Van tweeluik naar driehoeken – Versterking van interne checks en balances bij semi-publieke organisaties
WRR, Amsterdam: Amsterdam University Press, 2014, 88 blz., ISBN 9789089648211
In zeven hoofdstukken wordt de lezer meegenomen in de wereld van de besturing van semi-publieke organisaties. Na de samenvatting volgen de aanleiding (1), de ontwikkelingen (2) die van invloed zijn geweest, de wegen (3) naar verantwoord bestuur, waarom de raad van toezicht hulp (4) kan gebruiken, een afwegingskader (5 – werkzaam en weerbaar) en de stap naar de driehoeksrelaties (6) en de conclusies en aanbevelingen (7). Wat intern niet goed geregeld is valt niet met externe maatregelen te herstellen. De WRR verkent in dit boek een aantal opties voor de interne checks en balances bij semi-publieke organisaties in de sectoren wonen, onderwijs en zorg. Het boek wordt afgesloten met een mooie literatuurlijst, zoals bij de WRR te verwachten was.
Veel verenigingen zijn vervangen door stichtingen. Door de schaalvergroting zijn de leden en de leken uit beeld verdwenen. Vaak is gekozen voor het two-tier-model met een raad van bestuur en een raad van toezicht. De financiële risico’s zijn zeer sterk toegenomen en wie de publieke aandeelhouders zijn, die het gezag hebben om te kunnen bepalen wat de strategische doelen zijn, is niet altijd helder meer. De WRR bespreekt drie defensielijnen: de raad van bestuur, de raad van toezicht en derde partijen.
Die derde partijen zijn in te schakelen door de bestuurders en of de raden van toezicht en kunnen een belangrijke rol spelen als voelsprieten. Dat kunnen mensen uit de organisatie zijn zoals controllers en ondernemingsraden. De WRR bepleit een getrapt model van (voorwaardelijke) zelfregulering. Als eerste dienen bestuurders en toezichthouders hun eigen interne checks en balances te organiseren, opdat deze optimaal bijdragen aan een gezonde financiële stabiliteit en maatschappelijke stabiliteit. Branche- en beroepsorganisaties kunnen daarbij helpen door criteria voor effectieve en passende codes (best practices) te definiëren en te gebruiken bij visitaties.
Veel bestuurders werden voor de ontstane misstanden vaak geroemd om hun daadkracht, passie en ondernemerschap. Het ontbreken van een sterke tegenmacht maakte dat debacles lang onopgemerkt bleven. De maatschappelijke kosten waren vervolgens erg hoog. Ingezet werd op het verhogen van de professionele en morele competenties van bestuurders en vervolgens meer repressie, op externe regulering en controle. Daarbij is vaak sprake van overschatting van politiek en samenleving van wat een raad van toezicht vermag. Er moet meer weerwerk en niet meer papier komen. Bevoegdheden, expertise, incentives en vasthoudendheid vormen de ingrediënten van een effectieve tegenmacht. En het moet werkbaar zijn, met als ingrediënten rolvastheid en organisatiebelang.

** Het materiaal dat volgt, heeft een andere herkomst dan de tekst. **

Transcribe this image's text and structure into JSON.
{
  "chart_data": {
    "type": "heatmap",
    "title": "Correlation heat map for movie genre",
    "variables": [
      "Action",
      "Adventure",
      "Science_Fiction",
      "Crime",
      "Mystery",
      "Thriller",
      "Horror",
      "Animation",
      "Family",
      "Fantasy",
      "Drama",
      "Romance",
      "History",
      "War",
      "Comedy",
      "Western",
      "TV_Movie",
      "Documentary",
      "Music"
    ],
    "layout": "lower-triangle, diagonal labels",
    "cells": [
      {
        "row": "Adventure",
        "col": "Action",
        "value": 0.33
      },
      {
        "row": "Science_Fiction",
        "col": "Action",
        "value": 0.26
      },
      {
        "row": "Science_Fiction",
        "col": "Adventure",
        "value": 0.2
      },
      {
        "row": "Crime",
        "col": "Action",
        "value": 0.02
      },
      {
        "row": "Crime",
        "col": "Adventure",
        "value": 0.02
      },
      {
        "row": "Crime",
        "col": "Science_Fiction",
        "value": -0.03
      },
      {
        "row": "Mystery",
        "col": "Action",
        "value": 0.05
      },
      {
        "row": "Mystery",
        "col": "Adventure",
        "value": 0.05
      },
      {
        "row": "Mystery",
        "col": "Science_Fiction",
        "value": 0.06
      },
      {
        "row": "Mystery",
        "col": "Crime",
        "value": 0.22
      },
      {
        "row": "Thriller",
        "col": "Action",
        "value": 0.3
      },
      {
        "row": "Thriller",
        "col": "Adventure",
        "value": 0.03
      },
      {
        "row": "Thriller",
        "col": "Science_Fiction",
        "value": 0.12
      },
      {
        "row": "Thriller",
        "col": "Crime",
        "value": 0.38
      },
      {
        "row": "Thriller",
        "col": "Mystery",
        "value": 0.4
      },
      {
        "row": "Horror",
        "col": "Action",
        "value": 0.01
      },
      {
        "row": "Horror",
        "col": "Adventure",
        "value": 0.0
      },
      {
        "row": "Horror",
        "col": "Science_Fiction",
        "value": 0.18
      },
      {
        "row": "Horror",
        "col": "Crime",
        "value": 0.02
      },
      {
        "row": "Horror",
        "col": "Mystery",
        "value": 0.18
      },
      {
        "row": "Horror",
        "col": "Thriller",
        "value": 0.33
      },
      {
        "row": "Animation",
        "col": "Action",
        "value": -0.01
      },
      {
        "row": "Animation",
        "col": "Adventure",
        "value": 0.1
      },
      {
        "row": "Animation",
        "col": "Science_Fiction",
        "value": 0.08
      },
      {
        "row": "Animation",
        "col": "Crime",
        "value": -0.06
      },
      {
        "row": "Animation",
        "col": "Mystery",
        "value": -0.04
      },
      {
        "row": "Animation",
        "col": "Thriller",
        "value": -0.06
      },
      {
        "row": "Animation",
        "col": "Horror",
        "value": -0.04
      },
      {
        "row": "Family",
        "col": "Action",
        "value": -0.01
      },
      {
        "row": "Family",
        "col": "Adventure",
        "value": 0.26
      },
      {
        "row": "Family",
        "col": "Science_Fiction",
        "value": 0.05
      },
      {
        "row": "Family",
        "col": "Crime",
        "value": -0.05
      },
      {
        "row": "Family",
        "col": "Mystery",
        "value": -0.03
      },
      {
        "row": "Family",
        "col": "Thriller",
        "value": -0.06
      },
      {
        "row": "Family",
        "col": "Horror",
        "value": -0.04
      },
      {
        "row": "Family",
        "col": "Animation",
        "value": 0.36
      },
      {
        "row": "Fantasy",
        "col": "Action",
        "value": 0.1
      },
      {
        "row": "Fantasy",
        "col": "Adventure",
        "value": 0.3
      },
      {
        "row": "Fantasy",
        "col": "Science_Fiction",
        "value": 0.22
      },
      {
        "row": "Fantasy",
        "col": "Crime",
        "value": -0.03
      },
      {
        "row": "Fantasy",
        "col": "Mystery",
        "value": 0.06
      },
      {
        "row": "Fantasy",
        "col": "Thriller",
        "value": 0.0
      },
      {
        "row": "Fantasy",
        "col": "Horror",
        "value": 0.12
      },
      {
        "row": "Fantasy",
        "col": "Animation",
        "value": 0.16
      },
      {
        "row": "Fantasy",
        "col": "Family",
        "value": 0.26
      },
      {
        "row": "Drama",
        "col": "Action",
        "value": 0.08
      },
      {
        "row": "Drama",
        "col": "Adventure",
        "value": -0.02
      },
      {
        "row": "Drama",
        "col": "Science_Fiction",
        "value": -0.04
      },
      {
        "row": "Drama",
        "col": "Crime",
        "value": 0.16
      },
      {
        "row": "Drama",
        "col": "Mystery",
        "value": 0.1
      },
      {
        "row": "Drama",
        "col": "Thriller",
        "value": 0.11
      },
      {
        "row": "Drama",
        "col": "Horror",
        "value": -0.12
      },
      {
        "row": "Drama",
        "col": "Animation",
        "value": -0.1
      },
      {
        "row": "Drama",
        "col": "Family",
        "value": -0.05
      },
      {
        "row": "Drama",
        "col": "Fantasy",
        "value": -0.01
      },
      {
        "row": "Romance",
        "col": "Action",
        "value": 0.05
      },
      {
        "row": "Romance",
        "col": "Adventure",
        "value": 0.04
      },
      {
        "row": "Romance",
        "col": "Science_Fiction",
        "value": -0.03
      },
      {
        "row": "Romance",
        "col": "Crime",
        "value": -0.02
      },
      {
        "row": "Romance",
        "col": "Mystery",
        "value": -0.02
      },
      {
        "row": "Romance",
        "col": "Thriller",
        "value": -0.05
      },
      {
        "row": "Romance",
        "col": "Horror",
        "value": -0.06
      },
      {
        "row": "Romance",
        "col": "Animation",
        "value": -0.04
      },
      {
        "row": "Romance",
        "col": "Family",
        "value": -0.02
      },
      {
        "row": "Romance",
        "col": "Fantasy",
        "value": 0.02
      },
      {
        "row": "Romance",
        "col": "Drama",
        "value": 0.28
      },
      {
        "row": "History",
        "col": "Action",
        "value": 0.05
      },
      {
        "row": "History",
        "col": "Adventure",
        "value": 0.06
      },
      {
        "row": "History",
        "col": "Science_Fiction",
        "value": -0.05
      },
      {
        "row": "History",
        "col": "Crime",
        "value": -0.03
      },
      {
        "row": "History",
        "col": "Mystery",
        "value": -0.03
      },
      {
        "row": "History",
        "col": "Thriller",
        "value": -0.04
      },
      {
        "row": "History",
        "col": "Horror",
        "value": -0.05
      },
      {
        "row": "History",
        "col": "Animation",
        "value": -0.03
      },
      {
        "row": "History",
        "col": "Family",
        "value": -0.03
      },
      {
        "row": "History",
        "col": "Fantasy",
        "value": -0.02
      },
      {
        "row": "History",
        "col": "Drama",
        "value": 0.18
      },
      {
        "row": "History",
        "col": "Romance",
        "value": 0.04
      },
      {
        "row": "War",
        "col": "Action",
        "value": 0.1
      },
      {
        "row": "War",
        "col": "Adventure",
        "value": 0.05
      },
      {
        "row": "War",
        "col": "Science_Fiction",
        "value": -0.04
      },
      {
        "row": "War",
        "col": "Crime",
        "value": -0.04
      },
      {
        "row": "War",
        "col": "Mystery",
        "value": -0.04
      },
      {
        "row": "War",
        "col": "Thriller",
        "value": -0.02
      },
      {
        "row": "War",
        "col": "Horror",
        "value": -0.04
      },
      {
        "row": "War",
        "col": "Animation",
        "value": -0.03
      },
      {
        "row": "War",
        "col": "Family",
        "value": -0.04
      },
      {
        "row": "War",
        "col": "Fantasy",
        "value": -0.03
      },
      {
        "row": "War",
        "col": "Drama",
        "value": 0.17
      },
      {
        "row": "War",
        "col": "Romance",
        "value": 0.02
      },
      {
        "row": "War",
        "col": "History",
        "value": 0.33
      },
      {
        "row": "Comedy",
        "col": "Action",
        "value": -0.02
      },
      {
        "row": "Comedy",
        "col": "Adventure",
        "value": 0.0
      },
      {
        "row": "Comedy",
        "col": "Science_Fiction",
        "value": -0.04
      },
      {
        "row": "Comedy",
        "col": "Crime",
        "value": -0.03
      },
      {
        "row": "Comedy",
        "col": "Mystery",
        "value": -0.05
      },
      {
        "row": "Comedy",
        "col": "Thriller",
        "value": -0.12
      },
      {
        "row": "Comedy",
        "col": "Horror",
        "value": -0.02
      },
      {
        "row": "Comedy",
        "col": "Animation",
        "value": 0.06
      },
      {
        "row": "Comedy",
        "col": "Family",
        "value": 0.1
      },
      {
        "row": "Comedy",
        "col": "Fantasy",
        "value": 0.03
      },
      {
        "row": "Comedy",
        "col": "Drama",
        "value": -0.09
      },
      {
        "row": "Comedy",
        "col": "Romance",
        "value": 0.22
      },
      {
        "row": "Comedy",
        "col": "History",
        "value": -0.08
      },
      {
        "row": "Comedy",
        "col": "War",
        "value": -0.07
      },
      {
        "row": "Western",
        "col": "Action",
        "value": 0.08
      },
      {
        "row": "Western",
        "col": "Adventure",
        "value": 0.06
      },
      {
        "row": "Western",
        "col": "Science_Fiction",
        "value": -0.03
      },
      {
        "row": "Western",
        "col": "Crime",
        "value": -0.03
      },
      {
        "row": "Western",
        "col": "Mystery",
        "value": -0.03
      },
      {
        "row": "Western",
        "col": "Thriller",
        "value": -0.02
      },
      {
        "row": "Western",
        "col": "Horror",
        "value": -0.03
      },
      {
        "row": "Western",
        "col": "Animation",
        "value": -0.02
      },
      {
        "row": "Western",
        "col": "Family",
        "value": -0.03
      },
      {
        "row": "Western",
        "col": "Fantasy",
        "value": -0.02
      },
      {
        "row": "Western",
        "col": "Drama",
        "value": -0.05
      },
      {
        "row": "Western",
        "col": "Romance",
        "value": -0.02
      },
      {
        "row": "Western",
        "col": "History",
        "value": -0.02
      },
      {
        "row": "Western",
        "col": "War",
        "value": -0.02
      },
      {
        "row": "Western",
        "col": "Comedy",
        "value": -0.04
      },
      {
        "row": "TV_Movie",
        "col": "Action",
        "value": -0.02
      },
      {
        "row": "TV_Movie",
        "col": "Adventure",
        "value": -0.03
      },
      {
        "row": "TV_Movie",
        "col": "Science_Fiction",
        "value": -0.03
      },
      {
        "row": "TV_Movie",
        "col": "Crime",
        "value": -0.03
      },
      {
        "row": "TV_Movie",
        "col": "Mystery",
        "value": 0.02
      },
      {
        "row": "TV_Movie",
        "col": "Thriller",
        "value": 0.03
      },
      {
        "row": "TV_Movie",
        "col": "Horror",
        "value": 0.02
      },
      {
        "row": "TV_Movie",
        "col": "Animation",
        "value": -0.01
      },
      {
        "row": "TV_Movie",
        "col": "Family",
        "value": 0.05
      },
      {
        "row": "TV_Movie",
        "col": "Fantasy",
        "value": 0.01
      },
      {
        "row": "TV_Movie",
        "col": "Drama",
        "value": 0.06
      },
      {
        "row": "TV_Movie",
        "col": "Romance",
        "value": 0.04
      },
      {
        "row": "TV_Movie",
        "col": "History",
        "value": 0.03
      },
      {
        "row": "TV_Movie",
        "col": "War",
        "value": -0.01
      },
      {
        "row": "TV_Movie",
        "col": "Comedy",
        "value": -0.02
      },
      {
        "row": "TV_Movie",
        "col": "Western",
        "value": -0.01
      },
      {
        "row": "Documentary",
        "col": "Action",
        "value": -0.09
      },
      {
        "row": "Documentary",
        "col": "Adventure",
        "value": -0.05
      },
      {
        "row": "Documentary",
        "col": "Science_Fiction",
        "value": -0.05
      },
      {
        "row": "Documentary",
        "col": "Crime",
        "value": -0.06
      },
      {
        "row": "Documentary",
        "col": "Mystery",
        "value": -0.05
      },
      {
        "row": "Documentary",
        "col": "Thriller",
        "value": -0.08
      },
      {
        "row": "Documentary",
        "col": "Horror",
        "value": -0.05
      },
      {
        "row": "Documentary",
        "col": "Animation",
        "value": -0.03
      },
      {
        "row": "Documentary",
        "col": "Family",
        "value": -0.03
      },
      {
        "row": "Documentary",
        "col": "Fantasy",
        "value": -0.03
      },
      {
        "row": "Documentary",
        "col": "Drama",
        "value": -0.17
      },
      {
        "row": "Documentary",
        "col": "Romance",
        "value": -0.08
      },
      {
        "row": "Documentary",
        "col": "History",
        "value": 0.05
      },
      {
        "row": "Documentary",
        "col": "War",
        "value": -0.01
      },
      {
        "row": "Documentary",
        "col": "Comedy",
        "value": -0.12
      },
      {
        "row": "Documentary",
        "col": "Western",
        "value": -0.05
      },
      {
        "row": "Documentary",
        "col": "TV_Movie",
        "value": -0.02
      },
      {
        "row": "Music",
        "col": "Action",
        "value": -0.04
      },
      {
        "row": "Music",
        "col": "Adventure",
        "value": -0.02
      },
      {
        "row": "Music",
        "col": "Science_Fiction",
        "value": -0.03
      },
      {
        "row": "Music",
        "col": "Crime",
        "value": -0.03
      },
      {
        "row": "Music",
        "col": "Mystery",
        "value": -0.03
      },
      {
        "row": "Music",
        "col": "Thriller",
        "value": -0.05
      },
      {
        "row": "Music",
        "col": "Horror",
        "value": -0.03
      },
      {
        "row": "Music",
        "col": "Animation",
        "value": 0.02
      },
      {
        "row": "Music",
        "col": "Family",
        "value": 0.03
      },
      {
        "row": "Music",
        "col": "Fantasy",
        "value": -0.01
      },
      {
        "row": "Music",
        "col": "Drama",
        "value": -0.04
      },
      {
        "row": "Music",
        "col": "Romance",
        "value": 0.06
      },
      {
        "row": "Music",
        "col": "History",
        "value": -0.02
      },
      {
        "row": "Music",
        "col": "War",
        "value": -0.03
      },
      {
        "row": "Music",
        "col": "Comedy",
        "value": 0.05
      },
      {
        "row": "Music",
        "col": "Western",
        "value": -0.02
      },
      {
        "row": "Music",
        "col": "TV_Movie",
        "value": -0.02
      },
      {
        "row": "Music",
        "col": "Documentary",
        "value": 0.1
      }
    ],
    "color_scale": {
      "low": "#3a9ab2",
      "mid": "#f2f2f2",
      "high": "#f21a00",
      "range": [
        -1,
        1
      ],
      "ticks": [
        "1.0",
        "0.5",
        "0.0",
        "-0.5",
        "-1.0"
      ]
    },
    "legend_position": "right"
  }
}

De rol van derden wordt vervolgens uitgewerkt. Het gaat dan om controllers, ondernemingsraden en maatschappelijk belanghebbenden. Deze partijen kunnen een stevige plek hebben bij het functioneren van de RvB en de RvT. Een stap verder gaat de WRR als hij bepleit de maatschappelijke belanghouders en of aandeelhouders als derde partij naast de externe toezichthouder tegenover de RvB te plaatsen. Ook een ledenraad of algemene ledenvergadering komt weer in beeld. Er wordt afgesloten met een aantal aanbevelingen waarin onder andere die aan het kabinet om, als zelfregulering te weinig oplevert, een good-governance-kader te ontwikkelen, met daarin een aantal basisnormen en beginselen waaraan de interne governance binnen de publieke sector moet voldoen.
Drs. H.J.M. ter Braak is docent Strategie en Verandermanagement aan de Vrije Universiteit Amsterdam en organisatieadviseur bij WagenaarHoes.